Mais recentemente percebi que essa intimidade no silêncio eu também compartilhava com meu pai. Minha mãe às vezes reclamava que ele parecia não estar em casa. Eu ouvia essa observação e imaginava que eu provavelmente gerava a mesma sensação nas pessoas que conviviam comigo porque também sou muito amiga da escuta e do silêncio. Quando meu pai morreu e a ausência nos fez a todos sentir que a presença silenciosa é muito diferente da ausência e que, portanto, o silêncio da presença é completamente diferente do silêncio da ausência, um portal se abriu. Meu pai me ensinou naquele momento que a minha presença silenciosa também faz a diferença, pelo menos entre os que me conhecem e me amam.

C.: Leio você e penso o quanto o silêncio abre e fecha espaços. Minha mãe sempre foi mais silenciosa e sempre senti que, com isso, ela garantia uma qualidade de escuta. Quando morava com meus pais, ela foi meu espaço de diálogo mais genuíno. Já meu pai (sorrio aqui pensando)… quando penso no meu pai ouço automaticamente sua risada estrondosa característica. Fala alto, é barulhento e conta piada logo às 5h da manhã. Eu agradeço por tê-los por perto, presentes no silêncio e no barulho. Também penso aqui na diferença de silêncio na presença e na ausência. Não é só a morte física que silencia, há outros “adeuses” que damos que fecham espaços de diálogo, alguns acontecem com o desgaste do tempo, outros por desencanto…

F.: Fato é que não navegamos apenas em nosso ambiente familiar ou, mais amplamente, em ambientes familiares. E foi o trabalho, a experiência profissional, que inicialmente me desafiou a ser também uma presença que fala. O primeiro emprego, como professora, já tinha por si só uma natureza que demandava a expressão verbal pela oralidade. E os empregos seguintes não foram diferentes, a demanda por me expressar pela fala só aumentou ao longo dos anos.
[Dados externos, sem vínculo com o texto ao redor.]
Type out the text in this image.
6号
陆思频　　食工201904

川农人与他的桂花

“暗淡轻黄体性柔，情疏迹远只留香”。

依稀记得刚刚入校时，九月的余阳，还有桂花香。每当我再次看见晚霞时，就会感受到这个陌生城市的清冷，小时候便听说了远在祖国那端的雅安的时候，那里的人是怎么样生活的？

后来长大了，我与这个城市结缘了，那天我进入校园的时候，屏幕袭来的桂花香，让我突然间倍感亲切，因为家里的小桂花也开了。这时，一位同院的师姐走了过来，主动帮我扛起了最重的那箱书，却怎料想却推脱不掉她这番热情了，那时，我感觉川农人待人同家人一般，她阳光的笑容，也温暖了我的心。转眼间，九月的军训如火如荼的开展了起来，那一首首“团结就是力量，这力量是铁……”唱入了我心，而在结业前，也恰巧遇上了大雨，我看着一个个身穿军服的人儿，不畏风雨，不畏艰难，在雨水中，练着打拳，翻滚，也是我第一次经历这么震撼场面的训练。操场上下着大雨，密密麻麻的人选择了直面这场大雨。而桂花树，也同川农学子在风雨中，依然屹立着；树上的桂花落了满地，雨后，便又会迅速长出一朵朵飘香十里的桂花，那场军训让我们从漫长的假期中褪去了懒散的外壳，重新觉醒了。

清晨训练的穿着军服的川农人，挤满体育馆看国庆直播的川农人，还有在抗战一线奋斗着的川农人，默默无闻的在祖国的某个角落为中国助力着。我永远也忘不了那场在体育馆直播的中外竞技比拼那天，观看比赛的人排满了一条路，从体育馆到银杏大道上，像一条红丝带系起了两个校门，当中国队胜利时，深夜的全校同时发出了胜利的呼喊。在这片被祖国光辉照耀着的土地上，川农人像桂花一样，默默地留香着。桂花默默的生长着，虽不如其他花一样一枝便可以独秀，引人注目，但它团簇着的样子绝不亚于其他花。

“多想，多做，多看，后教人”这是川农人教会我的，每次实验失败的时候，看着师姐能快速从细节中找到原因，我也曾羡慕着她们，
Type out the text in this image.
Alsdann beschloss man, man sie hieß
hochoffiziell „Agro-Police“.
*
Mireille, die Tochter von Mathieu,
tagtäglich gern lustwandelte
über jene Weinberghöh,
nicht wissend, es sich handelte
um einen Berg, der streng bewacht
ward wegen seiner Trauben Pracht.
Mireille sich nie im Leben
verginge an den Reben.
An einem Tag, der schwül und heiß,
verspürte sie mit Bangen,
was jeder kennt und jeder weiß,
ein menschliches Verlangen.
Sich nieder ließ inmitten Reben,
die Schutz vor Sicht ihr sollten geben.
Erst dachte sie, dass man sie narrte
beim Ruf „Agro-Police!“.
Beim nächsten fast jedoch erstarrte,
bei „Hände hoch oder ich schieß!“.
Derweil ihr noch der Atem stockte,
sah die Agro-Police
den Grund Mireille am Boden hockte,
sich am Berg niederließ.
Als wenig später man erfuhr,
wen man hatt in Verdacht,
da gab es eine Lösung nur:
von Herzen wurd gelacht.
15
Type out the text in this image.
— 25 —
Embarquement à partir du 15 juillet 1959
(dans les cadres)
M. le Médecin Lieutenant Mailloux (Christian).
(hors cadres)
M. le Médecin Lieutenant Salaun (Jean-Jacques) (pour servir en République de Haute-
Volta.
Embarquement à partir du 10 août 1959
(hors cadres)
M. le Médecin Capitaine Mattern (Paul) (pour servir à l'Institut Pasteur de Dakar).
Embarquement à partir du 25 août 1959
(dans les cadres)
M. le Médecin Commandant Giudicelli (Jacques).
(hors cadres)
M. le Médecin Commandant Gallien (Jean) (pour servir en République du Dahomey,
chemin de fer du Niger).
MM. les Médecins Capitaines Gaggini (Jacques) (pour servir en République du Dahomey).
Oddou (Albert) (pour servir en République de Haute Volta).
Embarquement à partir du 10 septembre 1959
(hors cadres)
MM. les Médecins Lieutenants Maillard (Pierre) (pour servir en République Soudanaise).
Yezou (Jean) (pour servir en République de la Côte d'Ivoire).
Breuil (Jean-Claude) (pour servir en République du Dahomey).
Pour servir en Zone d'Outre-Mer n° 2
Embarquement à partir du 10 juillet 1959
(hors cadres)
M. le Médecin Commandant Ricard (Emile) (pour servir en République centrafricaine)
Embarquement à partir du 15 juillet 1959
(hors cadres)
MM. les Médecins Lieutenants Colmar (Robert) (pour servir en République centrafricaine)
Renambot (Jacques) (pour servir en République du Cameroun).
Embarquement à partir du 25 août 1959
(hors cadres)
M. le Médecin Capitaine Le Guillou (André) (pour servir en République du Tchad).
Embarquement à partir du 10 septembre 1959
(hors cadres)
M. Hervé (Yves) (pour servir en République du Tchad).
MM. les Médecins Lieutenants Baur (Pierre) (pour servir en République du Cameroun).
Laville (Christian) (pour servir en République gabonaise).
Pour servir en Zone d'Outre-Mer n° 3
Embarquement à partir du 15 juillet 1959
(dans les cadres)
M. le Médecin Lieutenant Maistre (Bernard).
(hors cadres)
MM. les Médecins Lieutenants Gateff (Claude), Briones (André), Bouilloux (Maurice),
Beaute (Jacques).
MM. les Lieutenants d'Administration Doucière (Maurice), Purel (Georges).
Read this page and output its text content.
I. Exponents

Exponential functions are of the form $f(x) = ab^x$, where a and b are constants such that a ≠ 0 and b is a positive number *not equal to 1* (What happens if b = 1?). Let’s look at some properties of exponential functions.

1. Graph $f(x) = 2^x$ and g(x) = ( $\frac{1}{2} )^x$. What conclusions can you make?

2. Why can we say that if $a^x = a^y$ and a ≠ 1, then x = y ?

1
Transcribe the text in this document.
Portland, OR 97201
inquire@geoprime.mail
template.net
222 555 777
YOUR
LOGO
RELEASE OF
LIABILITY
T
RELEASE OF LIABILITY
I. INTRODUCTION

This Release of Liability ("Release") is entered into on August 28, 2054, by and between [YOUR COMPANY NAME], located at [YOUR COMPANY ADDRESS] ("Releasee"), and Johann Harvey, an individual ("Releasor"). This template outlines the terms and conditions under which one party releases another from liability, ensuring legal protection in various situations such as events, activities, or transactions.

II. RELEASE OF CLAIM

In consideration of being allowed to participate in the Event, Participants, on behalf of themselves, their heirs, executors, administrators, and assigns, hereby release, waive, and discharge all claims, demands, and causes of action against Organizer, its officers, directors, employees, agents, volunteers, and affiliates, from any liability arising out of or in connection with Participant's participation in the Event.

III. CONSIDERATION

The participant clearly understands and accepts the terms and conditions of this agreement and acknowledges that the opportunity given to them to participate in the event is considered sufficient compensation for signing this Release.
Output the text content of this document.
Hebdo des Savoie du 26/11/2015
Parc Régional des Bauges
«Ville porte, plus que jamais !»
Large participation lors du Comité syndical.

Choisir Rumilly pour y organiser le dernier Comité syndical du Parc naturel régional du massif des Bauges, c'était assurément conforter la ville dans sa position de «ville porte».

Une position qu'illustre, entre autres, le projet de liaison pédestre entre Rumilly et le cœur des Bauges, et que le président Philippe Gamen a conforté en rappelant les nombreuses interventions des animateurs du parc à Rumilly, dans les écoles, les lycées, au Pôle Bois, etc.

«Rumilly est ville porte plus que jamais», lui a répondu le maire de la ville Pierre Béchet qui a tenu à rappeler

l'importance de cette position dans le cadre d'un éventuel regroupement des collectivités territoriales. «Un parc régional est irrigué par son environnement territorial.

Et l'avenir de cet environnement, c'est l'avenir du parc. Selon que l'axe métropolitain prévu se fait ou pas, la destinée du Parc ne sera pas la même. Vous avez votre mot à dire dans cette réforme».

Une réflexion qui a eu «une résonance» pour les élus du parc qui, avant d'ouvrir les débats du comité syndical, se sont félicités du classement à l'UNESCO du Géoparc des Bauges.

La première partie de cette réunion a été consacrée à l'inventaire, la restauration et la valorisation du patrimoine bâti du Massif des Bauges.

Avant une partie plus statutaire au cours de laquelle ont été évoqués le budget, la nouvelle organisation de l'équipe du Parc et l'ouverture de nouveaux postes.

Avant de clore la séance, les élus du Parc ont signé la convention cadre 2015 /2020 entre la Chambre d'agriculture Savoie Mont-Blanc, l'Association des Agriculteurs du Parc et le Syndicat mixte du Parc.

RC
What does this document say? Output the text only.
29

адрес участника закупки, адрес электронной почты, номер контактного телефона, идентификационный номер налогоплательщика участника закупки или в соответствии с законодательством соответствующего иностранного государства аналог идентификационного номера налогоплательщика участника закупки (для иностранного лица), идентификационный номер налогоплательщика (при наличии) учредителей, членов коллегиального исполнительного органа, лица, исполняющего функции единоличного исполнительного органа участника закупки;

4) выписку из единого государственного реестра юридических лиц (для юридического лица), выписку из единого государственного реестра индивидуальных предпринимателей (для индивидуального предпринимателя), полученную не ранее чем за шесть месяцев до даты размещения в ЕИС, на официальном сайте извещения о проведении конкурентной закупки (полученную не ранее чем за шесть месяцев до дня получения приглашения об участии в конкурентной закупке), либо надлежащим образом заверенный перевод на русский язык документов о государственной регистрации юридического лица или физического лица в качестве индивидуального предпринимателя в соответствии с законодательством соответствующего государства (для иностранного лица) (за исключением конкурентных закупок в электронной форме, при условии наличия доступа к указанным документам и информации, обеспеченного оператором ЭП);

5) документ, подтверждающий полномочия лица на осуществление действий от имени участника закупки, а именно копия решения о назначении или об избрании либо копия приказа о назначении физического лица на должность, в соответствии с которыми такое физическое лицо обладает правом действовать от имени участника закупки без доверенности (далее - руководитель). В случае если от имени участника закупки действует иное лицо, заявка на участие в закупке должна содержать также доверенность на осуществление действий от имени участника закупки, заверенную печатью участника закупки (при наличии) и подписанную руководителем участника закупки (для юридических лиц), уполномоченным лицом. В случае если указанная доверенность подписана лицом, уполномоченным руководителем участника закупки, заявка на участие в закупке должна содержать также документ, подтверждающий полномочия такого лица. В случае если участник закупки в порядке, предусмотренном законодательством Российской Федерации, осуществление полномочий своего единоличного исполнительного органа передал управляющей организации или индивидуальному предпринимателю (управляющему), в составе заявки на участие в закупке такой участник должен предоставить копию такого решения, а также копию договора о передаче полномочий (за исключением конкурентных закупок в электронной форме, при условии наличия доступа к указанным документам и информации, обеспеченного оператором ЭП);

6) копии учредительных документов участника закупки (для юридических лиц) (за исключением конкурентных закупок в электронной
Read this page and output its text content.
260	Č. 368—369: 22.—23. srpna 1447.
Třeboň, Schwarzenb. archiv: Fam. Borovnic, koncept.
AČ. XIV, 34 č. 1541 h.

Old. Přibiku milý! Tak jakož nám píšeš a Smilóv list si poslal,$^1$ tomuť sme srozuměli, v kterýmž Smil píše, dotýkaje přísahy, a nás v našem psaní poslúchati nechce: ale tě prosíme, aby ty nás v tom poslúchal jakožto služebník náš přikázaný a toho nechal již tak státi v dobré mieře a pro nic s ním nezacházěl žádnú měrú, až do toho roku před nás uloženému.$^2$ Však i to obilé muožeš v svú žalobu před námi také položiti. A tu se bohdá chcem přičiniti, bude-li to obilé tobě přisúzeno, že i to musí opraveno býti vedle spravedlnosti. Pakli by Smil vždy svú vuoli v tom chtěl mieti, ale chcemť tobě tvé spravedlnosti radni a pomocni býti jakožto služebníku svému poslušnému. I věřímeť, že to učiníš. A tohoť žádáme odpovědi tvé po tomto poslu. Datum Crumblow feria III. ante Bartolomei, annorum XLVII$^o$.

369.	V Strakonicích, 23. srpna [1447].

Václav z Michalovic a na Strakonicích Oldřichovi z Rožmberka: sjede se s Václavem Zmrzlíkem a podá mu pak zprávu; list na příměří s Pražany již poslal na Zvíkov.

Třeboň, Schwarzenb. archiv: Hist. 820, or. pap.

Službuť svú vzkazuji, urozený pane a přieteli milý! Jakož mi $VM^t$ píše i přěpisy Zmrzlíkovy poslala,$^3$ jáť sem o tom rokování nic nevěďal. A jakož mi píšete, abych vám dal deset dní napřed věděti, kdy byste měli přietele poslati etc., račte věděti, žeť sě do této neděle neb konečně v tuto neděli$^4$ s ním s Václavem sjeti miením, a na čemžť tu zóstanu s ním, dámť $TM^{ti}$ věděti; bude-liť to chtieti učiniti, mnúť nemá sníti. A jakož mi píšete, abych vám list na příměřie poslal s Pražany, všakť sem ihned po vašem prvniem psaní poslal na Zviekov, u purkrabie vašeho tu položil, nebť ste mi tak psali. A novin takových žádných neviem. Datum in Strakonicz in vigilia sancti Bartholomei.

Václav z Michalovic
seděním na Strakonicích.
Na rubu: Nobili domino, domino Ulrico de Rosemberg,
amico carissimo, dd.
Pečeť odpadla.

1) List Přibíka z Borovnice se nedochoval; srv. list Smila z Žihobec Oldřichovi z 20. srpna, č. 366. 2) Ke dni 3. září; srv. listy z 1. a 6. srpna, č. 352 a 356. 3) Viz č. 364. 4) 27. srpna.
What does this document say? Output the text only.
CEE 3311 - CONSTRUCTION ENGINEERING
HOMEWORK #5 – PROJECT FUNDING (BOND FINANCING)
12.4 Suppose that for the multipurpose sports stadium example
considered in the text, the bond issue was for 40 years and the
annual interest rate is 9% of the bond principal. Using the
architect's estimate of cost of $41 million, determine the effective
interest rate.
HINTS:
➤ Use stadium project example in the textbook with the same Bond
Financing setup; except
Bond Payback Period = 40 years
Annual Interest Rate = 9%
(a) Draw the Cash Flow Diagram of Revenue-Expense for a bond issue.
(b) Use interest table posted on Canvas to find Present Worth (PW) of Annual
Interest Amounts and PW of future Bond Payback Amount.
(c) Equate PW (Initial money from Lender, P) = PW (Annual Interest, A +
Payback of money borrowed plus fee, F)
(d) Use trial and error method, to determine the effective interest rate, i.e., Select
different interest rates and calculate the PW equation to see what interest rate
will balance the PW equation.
Ganhou contornos de liderança e influência e tornou-se cada vez mais fundamental para o meu ser e fazer profissional.

C.: A demanda da expressão verbal pra mim veio dos grupos que frequentei, antes do fazer profissional. Nos anos de graduação, pós e até hoje, me envolvo em grupos que possam me ajudar a desenvolver meu pensamento crítico e autônomo, que eu sinto ser meu ponto fraco. De novo, nesses grupos, mais ouço do que falo – acho que sei menos ou que sei mais do que quem está ali. O não saber, a falta de intimidade e a desconfiança de mim e do outro me levam a valorizar a escuta em detrimento da fala.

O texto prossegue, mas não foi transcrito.